The society released its annual Cancer Facts & Figures report last month, which also estimates 17,200 deaths from the disease this year. The report predicts declines in many cancers, but bladder cancer will see an approximately 3 percent increase from 2020’s diagnosed cases.
New case estimates are based on incidence data reported from 2003 through 2017 by the North American Association of Central Cancer Registries. Deaths are estimated based on 2004-18 mortality data.

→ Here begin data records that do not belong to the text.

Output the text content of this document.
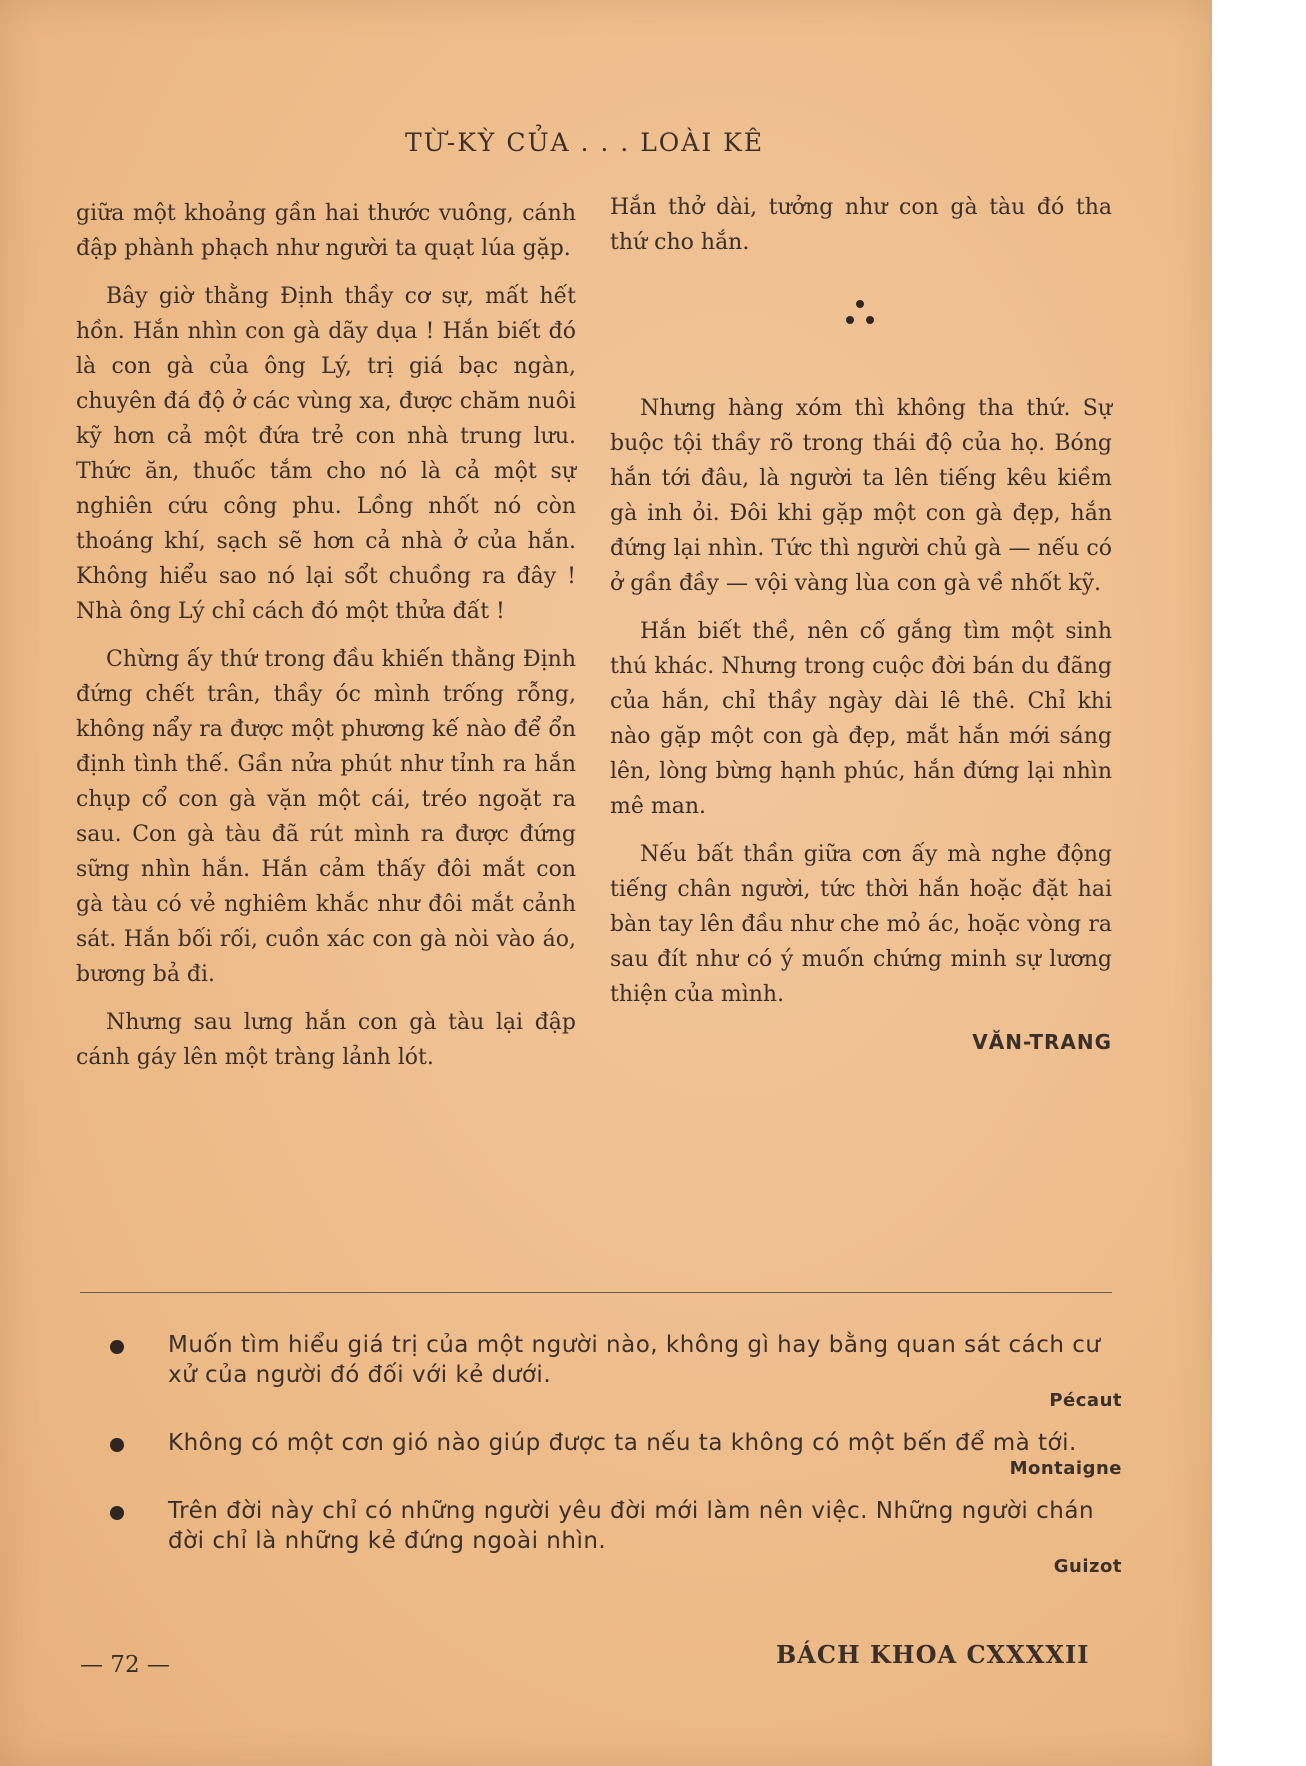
TỪ-KỲ CỦA . . . LOÀI KÊ

giữa một khoảng gần hai thước vuông, cánh đập phành phạch như người ta quạt lúa gặp.

Bây giờ thằng Định thầy cơ sự, mất hết hồn. Hắn nhìn con gà dãy dụa ! Hắn biết đó là con gà của ông Lý, trị giá bạc ngàn, chuyên đá độ ở các vùng xa, được chăm nuôi kỹ hơn cả một đứa trẻ con nhà trung lưu. Thức ăn, thuốc tắm cho nó là cả một sự nghiên cứu công phu. Lồng nhốt nó còn thoáng khí, sạch sẽ hơn cả nhà ở của hắn. Không hiểu sao nó lại sổt chuồng ra đây ! Nhà ông Lý chỉ cách đó một thửa đất !

Chừng ấy thứ trong đầu khiến thằng Định đứng chết trân, thầy óc mình trống rỗng, không nẩy ra được một phương kế nào để ổn định tình thế. Gần nửa phút như tỉnh ra hắn chụp cổ con gà vặn một cái, tréo ngoặt ra sau. Con gà tàu đã rút mình ra được đứng sững nhìn hắn. Hắn cảm thấy đôi mắt con gà tàu có vẻ nghiêm khắc như đôi mắt cảnh sát. Hắn bối rối, cuồn xác con gà nòi vào áo, bương bả đi.

Nhưng sau lưng hắn con gà tàu lại đập cánh gáy lên một tràng lảnh lót.

Hắn thở dài, tưởng như con gà tàu đó tha thứ cho hắn.

Nhưng hàng xóm thì không tha thứ. Sự buộc tội thầy rõ trong thái độ của họ. Bóng hắn tới đâu, là người ta lên tiếng kêu kiềm gà inh ỏi. Đôi khi gặp một con gà đẹp, hắn đứng lại nhìn. Tức thì người chủ gà — nếu có ở gần đầy — vội vàng lùa con gà về nhốt kỹ.

Hắn biết thề, nên cố gắng tìm một sinh thú khác. Nhưng trong cuộc đời bán du đãng của hắn, chỉ thầy ngày dài lê thê. Chỉ khi nào gặp một con gà đẹp, mắt hắn mới sáng lên, lòng bừng hạnh phúc, hắn đứng lại nhìn mê man.

Nếu bất thần giữa cơn ấy mà nghe động tiếng chân người, tức thời hắn hoặc đặt hai bàn tay lên đầu như che mỏ ác, hoặc vòng ra sau đít như có ý muốn chứng minh sự lương thiện của mình.

VĂN-TRANG
Muốn tìm hiểu giá trị của một người nào, không gì hay bằng quan sát cách cư xử của người đó đối với kẻ dưới.
Pécaut
Không có một cơn gió nào giúp được ta nếu ta không có một bến để mà tới.
Montaigne
Trên đời này chỉ có những người yêu đời mới làm nên việc. Những người chán đời chỉ là những kẻ đứng ngoài nhìn.
Guizot
— 72 —	BÁCH KHOA CXXXXII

About 64,280 of the anticipated cases will be men, while 19,450 women are expected to be diagnosed. Approximately 12,260 men and 4,940 women will die from bladder cancer this year, according to the American Cancer Society.
Based on numbers from 2010 to 2016, the five-year survival rate for bladder cancer is 77 percent. When detected before the tumor has spread beyond the layer of cells in which it formed, the five-year survival rate is 96 percent. Its mortality rate decreased by .6 percent per year from 2009 to 2018.
Bladder cancer incidence rates declined by about 1 percent per year from 2008 through 2017. Before the decade of decrease, bladder cancer cases had been slowly increasing in the U.S. since the 1970s. The incidence rate is four times as high in men than in women, and twice as high in white men than Black men, according to the report.
Smoking is the most well-known risk factor for bladder cancer and accounts for nearly half of the cases in the U.S. Early detection often results from blood in the urine. Other symptoms include increased urgency or frequency of urination or pain and irritation during urination. People believed to be at increased risk may undergo surveillance cystoscopy.
More than 600,000 people are believed to be living with bladder cancer in the U.S., according to the Bladder Cancer Advocacy Network.